Car oui, l’ironie qui s’ignore en ces lieux fait défiler le cheptel comme à la Fashion Week, avec ces mêmes afféteries pour avoir l’air « cool », tout en sur-exagérant la posture virile à défaut de savoir l’incarner. Kôta Hirano jurera, si on l’attrape par le col, qu’il œuvra avec Drifters pour faire honneur à ces grandes personnalités historiques, niant par-là même qu’il les profanait d’un nouveau glaviot chaque fois qu’il les mettait en scène.
Si au moins – car il faut aspirer au moindre quand on lit Drifters – la stratégie militaire avait été brossée pour l’occasion, cette seule corde à l’arc aurait suffi à mettre dans le mille pour qui en usa habilement. Voilà une occasion de mélanger des guerriers de tous les lieux et de toute les époques, avec du matériel militaire antique ou contemporain, des ressorts fantastiques et les plus grands esprits tactiques des siècles passés… ceci considéré, nous étions, je crois, en droit sinon en devoir, d’exiger que l’auteur élabore des stratégies militaires innovantes.
Tout se réglera à la puissance brute.
Tout.
Naturellement, nous trouverons ces personnages, présumés stratège, qui, encore une fois, prendront la pose pour se donner des airs de réflexion. Des airs qui nous filent comme un pet bien gras dès lors où se concrétise la tactique.
Je crois, et j’en suis même persuadé, que je n’ai pas assez insisté sur le caractère strictement poseur de l’œuvre. Drifters n’est bouffi que de sa pléiade de faux airs. Les grimaces abusives pour traduire ce sentiment constant d’en découdre, cette scénographie digne d’un Shônen bas de gamme – ce qu’est l’œuvre en définitive – ça et tant d’autres artifices tendent à rendre Drifters plus ridicule qu’il ne l’est en cherchant sans cesse à paraître plutôt qu’à être. Le souci des faux airs, une fois dissipés, étant que ceux-ci ne laissent derrière eux que ce dont ils sont faits : du vent.

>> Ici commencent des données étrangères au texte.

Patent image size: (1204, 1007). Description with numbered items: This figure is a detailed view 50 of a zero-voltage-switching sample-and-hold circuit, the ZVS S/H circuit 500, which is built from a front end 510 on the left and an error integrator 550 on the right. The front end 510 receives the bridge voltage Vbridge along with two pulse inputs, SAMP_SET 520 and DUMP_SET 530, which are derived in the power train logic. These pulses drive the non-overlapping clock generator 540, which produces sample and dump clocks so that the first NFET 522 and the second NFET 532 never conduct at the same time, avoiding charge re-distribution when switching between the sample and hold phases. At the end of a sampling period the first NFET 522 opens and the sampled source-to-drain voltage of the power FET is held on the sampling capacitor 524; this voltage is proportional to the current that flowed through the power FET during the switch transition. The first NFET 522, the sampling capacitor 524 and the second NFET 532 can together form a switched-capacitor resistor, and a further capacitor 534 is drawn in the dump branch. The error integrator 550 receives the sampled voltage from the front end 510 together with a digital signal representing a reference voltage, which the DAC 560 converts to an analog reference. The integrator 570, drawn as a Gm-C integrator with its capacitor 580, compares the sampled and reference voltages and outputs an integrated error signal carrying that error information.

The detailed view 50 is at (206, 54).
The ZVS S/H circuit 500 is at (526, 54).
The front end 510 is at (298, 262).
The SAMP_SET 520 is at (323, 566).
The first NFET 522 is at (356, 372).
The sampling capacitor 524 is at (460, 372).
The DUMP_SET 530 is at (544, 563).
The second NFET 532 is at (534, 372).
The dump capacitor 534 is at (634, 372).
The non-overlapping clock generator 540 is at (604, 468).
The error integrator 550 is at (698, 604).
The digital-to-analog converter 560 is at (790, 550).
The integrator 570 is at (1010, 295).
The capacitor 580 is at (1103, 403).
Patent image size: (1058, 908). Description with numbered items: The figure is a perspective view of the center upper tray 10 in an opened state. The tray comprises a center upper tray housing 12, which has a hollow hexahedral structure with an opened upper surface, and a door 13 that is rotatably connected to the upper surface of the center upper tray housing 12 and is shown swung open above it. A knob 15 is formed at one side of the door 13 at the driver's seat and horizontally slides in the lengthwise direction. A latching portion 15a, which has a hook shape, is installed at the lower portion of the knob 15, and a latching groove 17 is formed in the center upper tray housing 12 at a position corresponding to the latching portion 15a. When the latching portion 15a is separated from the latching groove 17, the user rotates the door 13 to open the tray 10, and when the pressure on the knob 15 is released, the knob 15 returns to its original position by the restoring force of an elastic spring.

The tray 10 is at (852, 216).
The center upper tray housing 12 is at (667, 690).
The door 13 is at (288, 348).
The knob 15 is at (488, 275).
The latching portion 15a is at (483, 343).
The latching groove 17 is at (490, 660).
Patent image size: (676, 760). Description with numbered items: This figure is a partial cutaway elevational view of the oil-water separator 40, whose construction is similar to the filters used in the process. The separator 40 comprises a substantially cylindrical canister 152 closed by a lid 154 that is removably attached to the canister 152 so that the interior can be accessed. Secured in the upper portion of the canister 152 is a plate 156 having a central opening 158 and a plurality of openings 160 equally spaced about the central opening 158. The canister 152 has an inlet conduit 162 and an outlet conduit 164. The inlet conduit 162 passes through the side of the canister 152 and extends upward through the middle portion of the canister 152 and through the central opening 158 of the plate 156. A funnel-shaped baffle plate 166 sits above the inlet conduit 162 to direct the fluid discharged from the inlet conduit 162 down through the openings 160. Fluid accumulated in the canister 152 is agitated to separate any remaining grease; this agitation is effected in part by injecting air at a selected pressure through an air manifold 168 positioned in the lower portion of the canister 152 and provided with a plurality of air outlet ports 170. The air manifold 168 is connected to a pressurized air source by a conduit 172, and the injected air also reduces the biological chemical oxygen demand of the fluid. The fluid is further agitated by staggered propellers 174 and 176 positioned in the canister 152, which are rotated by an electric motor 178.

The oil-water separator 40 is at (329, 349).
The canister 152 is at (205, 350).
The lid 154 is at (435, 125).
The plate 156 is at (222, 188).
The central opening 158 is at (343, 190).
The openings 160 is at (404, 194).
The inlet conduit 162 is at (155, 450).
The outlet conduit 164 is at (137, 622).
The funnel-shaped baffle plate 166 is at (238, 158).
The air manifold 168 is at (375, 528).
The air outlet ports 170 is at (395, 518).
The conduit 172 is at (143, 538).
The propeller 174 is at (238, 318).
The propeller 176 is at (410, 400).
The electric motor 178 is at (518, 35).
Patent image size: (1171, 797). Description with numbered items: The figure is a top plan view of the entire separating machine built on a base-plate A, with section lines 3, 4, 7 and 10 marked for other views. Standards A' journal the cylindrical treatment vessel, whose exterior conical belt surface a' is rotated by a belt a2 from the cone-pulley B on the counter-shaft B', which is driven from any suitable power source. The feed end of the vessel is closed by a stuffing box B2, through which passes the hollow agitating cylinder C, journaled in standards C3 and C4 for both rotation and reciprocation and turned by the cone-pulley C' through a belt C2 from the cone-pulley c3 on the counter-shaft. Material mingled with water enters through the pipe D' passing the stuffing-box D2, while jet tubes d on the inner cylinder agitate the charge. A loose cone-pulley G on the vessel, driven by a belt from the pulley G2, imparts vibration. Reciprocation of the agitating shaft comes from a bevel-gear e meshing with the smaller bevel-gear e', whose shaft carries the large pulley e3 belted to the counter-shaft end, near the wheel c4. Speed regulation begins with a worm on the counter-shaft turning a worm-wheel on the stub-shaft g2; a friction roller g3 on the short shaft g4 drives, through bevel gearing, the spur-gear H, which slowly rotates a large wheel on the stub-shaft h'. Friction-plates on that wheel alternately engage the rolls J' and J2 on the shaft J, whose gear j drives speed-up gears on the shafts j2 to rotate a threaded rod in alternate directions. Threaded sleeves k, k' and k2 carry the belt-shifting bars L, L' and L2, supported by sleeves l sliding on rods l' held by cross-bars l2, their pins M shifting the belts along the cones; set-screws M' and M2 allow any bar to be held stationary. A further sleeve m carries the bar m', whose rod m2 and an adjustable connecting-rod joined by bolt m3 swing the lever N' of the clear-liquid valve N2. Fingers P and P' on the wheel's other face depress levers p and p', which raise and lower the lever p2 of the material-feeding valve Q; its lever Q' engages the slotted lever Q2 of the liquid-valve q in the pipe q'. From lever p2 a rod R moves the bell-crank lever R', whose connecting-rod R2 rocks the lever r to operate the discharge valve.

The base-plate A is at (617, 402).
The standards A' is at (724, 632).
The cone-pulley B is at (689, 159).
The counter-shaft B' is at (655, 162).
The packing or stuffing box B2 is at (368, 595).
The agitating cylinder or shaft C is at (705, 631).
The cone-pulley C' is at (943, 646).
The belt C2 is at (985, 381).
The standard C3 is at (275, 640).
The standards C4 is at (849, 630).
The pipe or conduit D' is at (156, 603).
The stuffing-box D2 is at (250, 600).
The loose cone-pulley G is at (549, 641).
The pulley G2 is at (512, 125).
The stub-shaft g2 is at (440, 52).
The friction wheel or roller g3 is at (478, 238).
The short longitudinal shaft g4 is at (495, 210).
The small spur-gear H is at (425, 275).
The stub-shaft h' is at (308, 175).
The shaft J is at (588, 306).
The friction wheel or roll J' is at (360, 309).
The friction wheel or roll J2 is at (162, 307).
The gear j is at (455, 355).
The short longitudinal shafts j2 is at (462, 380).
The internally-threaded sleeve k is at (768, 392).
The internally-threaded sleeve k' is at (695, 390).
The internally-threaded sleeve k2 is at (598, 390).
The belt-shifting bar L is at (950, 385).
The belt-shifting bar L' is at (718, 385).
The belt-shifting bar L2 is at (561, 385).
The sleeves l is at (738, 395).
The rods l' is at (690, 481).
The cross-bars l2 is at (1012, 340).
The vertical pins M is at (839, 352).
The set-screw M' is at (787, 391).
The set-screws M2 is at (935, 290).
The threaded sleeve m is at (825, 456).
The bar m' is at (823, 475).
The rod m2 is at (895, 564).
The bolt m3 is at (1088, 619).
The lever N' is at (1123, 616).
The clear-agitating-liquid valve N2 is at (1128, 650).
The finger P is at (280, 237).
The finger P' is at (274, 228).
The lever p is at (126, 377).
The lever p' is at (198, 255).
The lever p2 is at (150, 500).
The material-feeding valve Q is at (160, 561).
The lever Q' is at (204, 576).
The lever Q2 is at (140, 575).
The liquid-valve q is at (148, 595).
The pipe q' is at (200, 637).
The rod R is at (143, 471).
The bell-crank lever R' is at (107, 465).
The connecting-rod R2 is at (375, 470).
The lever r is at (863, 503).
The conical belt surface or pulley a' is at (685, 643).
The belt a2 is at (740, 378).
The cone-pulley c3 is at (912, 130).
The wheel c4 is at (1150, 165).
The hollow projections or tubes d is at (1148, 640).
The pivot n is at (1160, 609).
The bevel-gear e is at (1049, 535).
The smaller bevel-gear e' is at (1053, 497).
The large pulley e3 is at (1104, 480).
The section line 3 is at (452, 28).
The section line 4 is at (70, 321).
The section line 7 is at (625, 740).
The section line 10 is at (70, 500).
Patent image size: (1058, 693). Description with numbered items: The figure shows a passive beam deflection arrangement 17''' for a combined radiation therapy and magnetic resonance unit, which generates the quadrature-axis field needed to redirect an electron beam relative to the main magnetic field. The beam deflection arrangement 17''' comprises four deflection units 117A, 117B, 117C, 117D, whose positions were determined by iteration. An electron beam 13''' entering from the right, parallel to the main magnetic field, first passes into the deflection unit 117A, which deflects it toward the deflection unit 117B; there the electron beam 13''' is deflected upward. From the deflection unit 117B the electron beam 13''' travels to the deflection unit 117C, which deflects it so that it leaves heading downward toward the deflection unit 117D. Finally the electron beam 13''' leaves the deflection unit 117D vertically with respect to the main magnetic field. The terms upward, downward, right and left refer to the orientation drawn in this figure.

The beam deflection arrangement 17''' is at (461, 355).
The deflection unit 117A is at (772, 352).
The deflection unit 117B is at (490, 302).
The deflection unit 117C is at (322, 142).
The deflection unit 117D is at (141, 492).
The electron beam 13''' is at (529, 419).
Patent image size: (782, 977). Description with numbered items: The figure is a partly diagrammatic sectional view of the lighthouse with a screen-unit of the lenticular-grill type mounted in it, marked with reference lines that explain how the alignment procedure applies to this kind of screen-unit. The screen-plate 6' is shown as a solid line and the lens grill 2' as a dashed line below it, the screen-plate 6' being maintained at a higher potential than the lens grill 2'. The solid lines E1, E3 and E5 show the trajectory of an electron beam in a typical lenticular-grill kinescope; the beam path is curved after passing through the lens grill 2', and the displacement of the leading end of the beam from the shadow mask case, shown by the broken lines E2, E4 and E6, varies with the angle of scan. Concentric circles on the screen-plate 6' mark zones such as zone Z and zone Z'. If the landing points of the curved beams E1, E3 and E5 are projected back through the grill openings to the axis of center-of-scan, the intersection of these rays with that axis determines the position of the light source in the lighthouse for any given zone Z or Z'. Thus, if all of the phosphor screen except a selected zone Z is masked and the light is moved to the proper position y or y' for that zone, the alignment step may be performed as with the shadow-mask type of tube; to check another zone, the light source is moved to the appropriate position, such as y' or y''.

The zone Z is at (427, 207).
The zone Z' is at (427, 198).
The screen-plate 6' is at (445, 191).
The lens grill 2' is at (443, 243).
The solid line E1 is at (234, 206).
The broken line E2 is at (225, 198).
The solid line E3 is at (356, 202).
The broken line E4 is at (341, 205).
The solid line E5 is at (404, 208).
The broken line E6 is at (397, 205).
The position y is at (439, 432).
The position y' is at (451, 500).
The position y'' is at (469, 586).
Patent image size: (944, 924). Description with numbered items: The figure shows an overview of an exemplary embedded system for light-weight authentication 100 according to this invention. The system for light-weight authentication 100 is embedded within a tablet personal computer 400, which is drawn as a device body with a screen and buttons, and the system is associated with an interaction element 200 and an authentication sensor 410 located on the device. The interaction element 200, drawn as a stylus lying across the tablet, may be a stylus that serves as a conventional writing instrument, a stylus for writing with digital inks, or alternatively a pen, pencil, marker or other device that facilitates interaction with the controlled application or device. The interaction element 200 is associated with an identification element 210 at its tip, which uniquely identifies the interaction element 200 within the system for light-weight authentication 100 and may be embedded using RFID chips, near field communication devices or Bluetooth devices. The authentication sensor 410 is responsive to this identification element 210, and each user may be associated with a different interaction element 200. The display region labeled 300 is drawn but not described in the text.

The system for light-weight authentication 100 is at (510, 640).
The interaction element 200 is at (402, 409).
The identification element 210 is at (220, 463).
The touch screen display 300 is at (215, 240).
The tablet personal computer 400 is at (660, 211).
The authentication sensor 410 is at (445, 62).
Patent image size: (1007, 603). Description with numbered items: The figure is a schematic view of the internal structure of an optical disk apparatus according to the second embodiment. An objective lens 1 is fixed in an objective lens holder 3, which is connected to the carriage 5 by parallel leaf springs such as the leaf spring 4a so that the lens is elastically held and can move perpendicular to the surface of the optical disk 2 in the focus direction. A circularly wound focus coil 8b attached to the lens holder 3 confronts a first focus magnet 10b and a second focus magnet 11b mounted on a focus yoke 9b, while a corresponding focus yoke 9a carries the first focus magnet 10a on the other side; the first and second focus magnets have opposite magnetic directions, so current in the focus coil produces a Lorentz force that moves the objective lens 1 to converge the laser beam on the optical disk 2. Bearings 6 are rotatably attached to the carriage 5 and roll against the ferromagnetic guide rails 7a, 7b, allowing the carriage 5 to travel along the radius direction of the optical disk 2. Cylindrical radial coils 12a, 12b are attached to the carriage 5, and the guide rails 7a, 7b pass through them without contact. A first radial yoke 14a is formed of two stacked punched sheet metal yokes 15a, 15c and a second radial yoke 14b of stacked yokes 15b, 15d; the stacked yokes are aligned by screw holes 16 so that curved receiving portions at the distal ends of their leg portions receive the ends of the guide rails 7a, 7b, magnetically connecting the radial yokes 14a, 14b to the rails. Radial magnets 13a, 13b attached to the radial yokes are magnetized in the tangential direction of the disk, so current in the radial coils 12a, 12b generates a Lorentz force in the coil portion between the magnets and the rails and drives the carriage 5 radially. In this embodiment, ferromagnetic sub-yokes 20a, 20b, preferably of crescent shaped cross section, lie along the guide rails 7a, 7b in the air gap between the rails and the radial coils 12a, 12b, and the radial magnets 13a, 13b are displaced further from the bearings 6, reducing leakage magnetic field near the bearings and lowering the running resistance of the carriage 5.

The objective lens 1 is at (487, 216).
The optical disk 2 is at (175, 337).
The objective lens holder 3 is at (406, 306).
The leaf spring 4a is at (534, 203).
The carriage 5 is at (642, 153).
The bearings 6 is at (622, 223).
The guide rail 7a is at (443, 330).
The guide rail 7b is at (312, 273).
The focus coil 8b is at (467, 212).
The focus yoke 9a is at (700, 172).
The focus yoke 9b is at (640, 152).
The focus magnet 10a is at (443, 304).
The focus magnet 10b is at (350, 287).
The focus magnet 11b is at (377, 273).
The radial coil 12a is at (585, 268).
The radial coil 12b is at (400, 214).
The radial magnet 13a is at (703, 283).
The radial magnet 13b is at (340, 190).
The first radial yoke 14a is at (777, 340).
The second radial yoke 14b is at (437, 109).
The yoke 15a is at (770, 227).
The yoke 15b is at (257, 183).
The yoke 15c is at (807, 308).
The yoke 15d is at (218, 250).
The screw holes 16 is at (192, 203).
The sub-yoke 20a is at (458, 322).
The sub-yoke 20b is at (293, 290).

L’intrigue qui environne le phénomène ayant conduit ces personnages à se rencontrer dans un monde fantaisiste sans fantaisie est là sans savoir ce à quoi elle voulait en venir. Un peu à la manière de Gantz dont la boule noire n’était finalement qu’un ressort mystérieux qui ne demandait pas à être éventé. Là, ça se cherche des explications en bégayant à chaque nouveau de semblant de révélation. L’auteur lui-même ne croit pas en ce qu’il écrit. Et comment le blâmer ? C’est tellement con, ce qu’on lit.
Ç’aurait pu être une uchronie intéressante, que d’ajouter un élément récent dans un conflit plus ancien, à condition de ne pas avoir été conditionné à la seule fin d’accomplir un déballage de coups acrobatiques et spectaculaires. Que cela soit comprit de tous, le contexte brossé par le synopsis et ce qui en découlera ne sera là qu’en tapisserie. Une tapisserie étalée sans même qu’il n’y ait de mur pour la soutenir, elle et ses faux airs.